Но где-то внутри, на самом дне, там, где интуиция живёт раньше, чем мы учимся говорить, Катя знала: что-то не так.
Вечером на реке собрались почти все. Костёр горел ярко, отгоняя комаров и подвешивая к лицам пляшущие тени. Пиво пили из горла, на телефонах включали музыку, девчонки визжали, когда парни хватали их за талии и тащили купаться в речку, в темноту.
Катя сидела на коряге, поджав ноги, и смотрела, как Данила ходит по кругу. Он всегда был в центре. Сегодня на нём была чёрная футболка, которая прилипала к спине, и старые выцветшие джинсы — он носил их с такой небрежностью, будто они стоили тысячу долларов. Он подходил к каждой девушке, говорил что-то на ухо, та смеялась или краснела, а он переходил к следующей.
— Красавчик, блин, — протянула сидевшая рядом Ленка Сорокина. — Вот почему таким всё можно? Я слышала, он с Риткой Кругловой целовался в субботу. А Ритка замужняя, между прочим.
— Ей двадцать лет, какой замужняя, — лениво ответила Катя, хотя внутри дёрнулось.
— А какая разница? Свадьбу гуляли. Она от Данилы без ума. Да все без ума.
— Я не без ума, — соврала Катя.
Ленка хмыкнула и отхлебнула пива прямо из банки. Ленка была красивой — той самой простой, здоровой красотой, которая нравится всем: круглое лицо, пухлые губы, грудь, которая уже в четырнадцать лет требовала бюстгальтера размера «мама не горюй». За ней Данила тоже ухаживал. И Катя ревновала так, что тошнило по ночам.

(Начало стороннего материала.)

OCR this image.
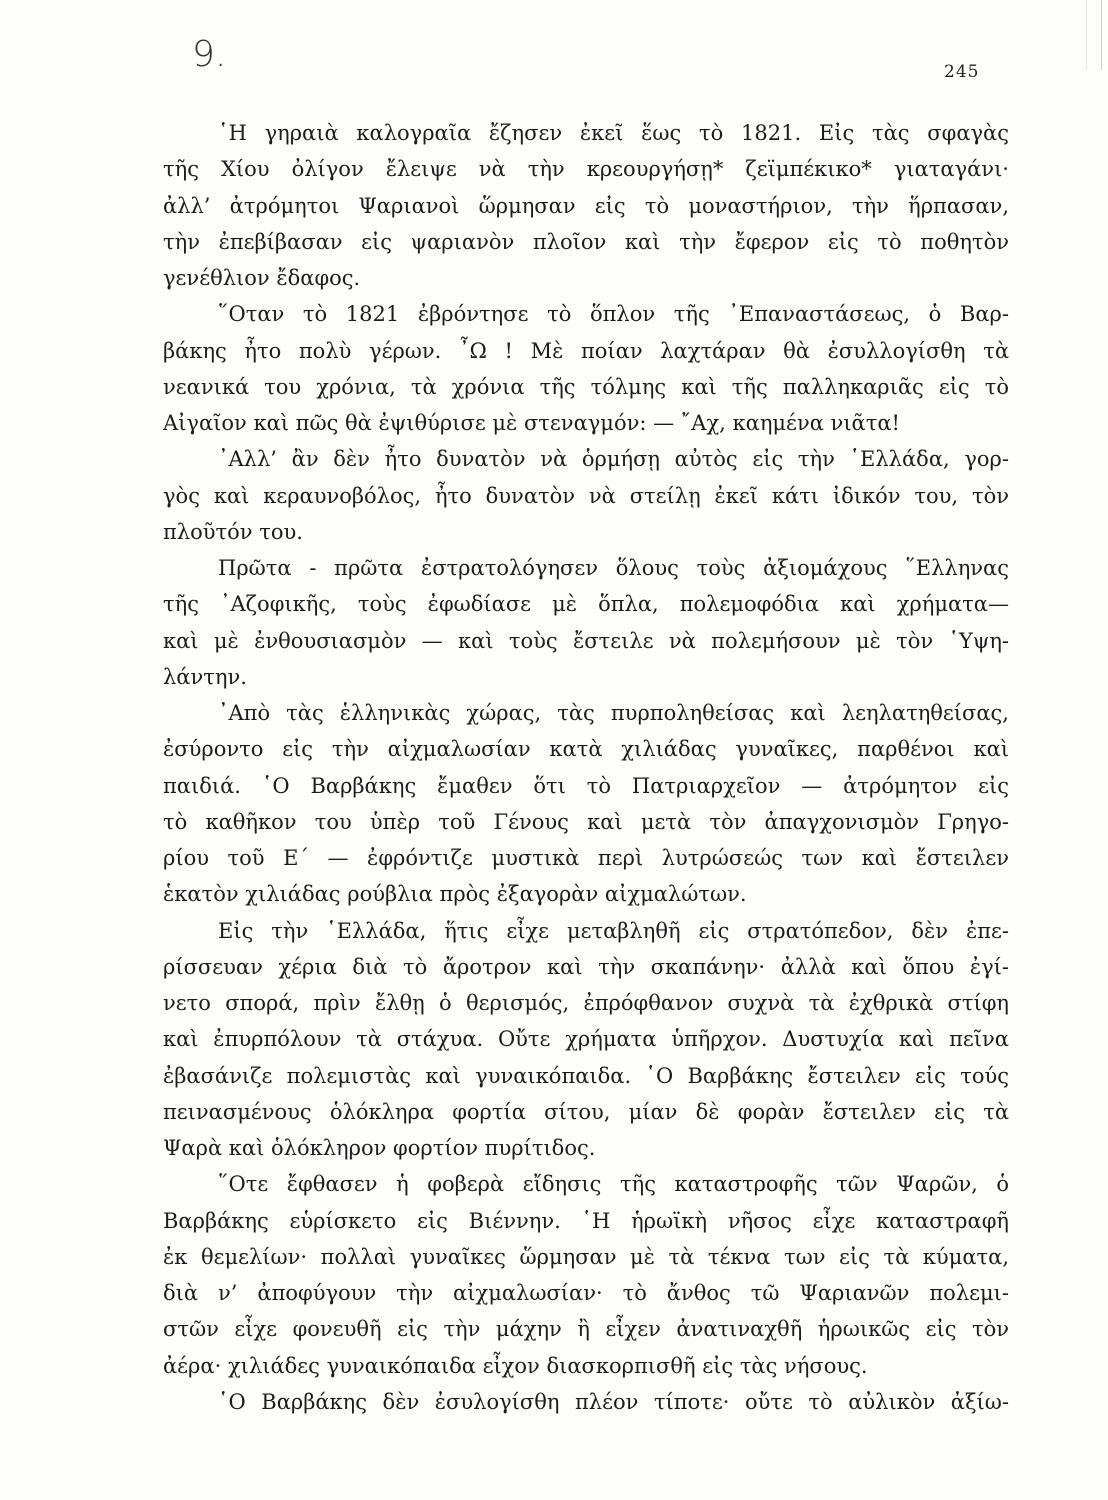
9.	245
῾Η γηραιὰ καλογραῖα ἔζησεν ἐκεῖ ἕως τὸ 1821. Εἰς τὰς σφαγὰς
τῆς Χίου ὀλίγον ἔλειψε νὰ τὴν κρεουργήσῃ* ζεϊμπέκικο* γιαταγάνι·
ἀλλ’ ἀτρόμητοι Ψαριανοὶ ὥρμησαν εἰς τὸ μοναστήριον, τὴν ἥρπασαν,
τὴν ἐπεβίβασαν εἰς ψαριανὸν πλοῖον καὶ τὴν ἔφερον εἰς τὸ ποθητὸν
γενέθλιον ἔδαφος.
῞Οταν τὸ 1821 ἐβρόντησε τὸ ὅπλον τῆς ᾿Επαναστάσεως, ὁ Βαρ-
βάκης ἦτο πολὺ γέρων. ῏Ω ! Μὲ ποίαν λαχτάραν θὰ ἐσυλλογίσθη τὰ
νεανικά του χρόνια, τὰ χρόνια τῆς τόλμης καὶ τῆς παλληκαριᾶς εἰς τὸ
Αἰγαῖον καὶ πῶς θὰ ἐψιθύρισε μὲ στεναγμόν: — ῎Αχ, καημένα νιᾶτα!
᾿Αλλ’ ἂν δὲν ἦτο δυνατὸν νὰ ὁρμήσῃ αὐτὸς εἰς τὴν ῾Ελλάδα, γορ-
γὸς καὶ κεραυνοβόλος, ἦτο δυνατὸν νὰ στείλῃ ἐκεῖ κάτι ἰδικόν του, τὸν
πλοῦτόν του.
Πρῶτα - πρῶτα ἐστρατολόγησεν ὅλους τοὺς ἀξιομάχους ῞Ελληνας
τῆς ᾿Αζοφικῆς, τοὺς ἐφωδίασε μὲ ὅπλα, πολεμοφόδια καὶ χρήματα—
καὶ μὲ ἐνθουσιασμὸν — καὶ τοὺς ἔστειλε νὰ πολεμήσουν μὲ τὸν ῾Υψη-
λάντην.
᾿Απὸ τὰς ἑλληνικὰς χώρας, τὰς πυρποληθείσας καὶ λεηλατηθείσας,
ἐσύροντο εἰς τὴν αἰχμαλωσίαν κατὰ χιλιάδας γυναῖκες, παρθένοι καὶ
παιδιά. ῾Ο Βαρβάκης ἔμαθεν ὅτι τὸ Πατριαρχεῖον — ἀτρόμητον εἰς
τὸ καθῆκον του ὑπὲρ τοῦ Γένους καὶ μετὰ τὸν ἀπαγχονισμὸν Γρηγο-
ρίου τοῦ Ε΄ — ἐφρόντιζε μυστικὰ περὶ λυτρώσεώς των καὶ ἔστειλεν
ἑκατὸν χιλιάδας ρούβλια πρὸς ἐξαγορὰν αἰχμαλώτων.
Εἰς τὴν ῾Ελλάδα, ἥτις εἶχε μεταβληθῆ εἰς στρατόπεδον, δὲν ἐπε-
ρίσσευαν χέρια διὰ τὸ ἄροτρον καὶ τὴν σκαπάνην· ἀλλὰ καὶ ὅπου ἐγί-
νετο σπορά, πρὶν ἔλθῃ ὁ θερισμός, ἐπρόφθανον συχνὰ τὰ ἐχθρικὰ στίφη
καὶ ἐπυρπόλουν τὰ στάχυα. Οὔτε χρήματα ὑπῆρχον. Δυστυχία καὶ πεῖνα
ἐβασάνιζε πολεμιστὰς καὶ γυναικόπαιδα. ῾Ο Βαρβάκης ἔστειλεν εἰς τούς
πεινασμένους ὁλόκληρα φορτία σίτου, μίαν δὲ φορὰν ἔστειλεν εἰς τὰ
Ψαρὰ καὶ ὁλόκληρον φορτίον πυρίτιδος.
῞Οτε ἔφθασεν ἡ φοβερὰ εἴδησις τῆς καταστροφῆς τῶν Ψαρῶν, ὁ
Βαρβάκης εὑρίσκετο εἰς Βιέννην. ῾Η ἡρωϊκὴ νῆσος εἶχε καταστραφῆ
ἐκ θεμελίων· πολλαὶ γυναῖκες ὥρμησαν μὲ τὰ τέκνα των εἰς τὰ κύματα,
διὰ ν’ ἀποφύγουν τὴν αἰχμαλωσίαν· τὸ ἄνθος τῶ Ψαριανῶν πολεμι-
στῶν εἶχε φονευθῆ εἰς τὴν μάχην ἢ εἶχεν ἀνατιναχθῆ ἡρωικῶς εἰς τὸν
ἀέρα· χιλιάδες γυναικόπαιδα εἶχον διασκορπισθῆ εἰς τὰς νήσους.
῾Ο Βαρβάκης δὲν ἐσυλογίσθη πλέον τίποτε· οὔτε τὸ αὐλικὸν ἀξίω-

— Кать, — раздалось над ухом.
Она вздрогнула. Данила стоял прямо за спиной — так близко, что она чувствовала запах дешёвого парфюма и почему-то укропа. Он улыбался сверху вниз, и в этой улыбке было что-то твёрдое, нетерпеливое.
— Пойдём, пройдёмся.
— Я тут сижу, — сказала она, глядя в костёр.
— Ну и что? Я тебя зову.
Ленка подтолкнула локтем: «Иди-иди». Катя нехотя поднялась, отряхнула шорты. Песок прилип к влажной коже.
Они отошли от костра шагов на тридцать, к старой лодке, перевёрнутой вверх дном. Тут было темно, только месяц отражался в воде узкой дрожащей дорожкой. Данила взял её за руку — рука была горячей и сухой.
— Чего ты дуешься? — спросил он, не отпуская.
— Ничего я не дуюсь.
— Дуешься. Я видел, как ты смотрела. Я ко всем подходил, и к тебе вот подошёл. Оцени.
— А я должна оценивать? — Катя попыталась освободить руку, но он держал крепко.
— Кать, ты чего, правда? Между нами же что-то было. Ты меня гонишь, а я не понимаю за что.
— Я не гоню. Я просто… — она запнулась. — Ты с Риткой целовался. С Ленкой тоже. Ты со всеми целуешься.
Данила отпустил руку и вдруг рассмеялся — громко, искренне, как будто она рассказала смешной анекдот.
— О господи, — выдохнул он. — Кать, ты ревнуешь? Это же просто так. Просто по приколу. Они сами лезут. А ты — ты другая. Я же тебе говорил.
— И какая я?
— Ты — тихая. В тебе есть загадка. — Он шагнул ближе. — Когда я с тобой, я… не знаю. Спокойнее что ли.
Катя вдохнула запах укропа (откуда? мылся зеленым мылом? суп варил?) и почувствовала, что ноги становятся ватными. Она слышала, как бьётся сердце. Наверное, он тоже слышал.
— Данила, — начала она.
Он наклонился и попытался поцеловать. Катя отстранилась — резко, почти грубо. Уперлась ладонями в его грудь.
— Нет.
— Что — нет? — голос стал ниже, твёрже.
— Не надо так. Я не готова.
Он отступил на шаг. В темноте было видно, как изменилось его лицо — исчезла улыбка, челюсть напряглась, глаза сузились. Кате стало страшно. Не так, как страшно от грозы или от злой собаки. А так, как страшно от человека, которого ты не узнаёшь.
— Ты меня дразнишь? — спросил он тихо.
— Нет, я…
— Ты думаешь, я буду за тобой бегать? Все вокруг прыгают, а ты — недотрога? — Он усмехнулся и сплюнул в песок. — Дура. Из себя строишь невесть что, а на самом деле такая же, как все.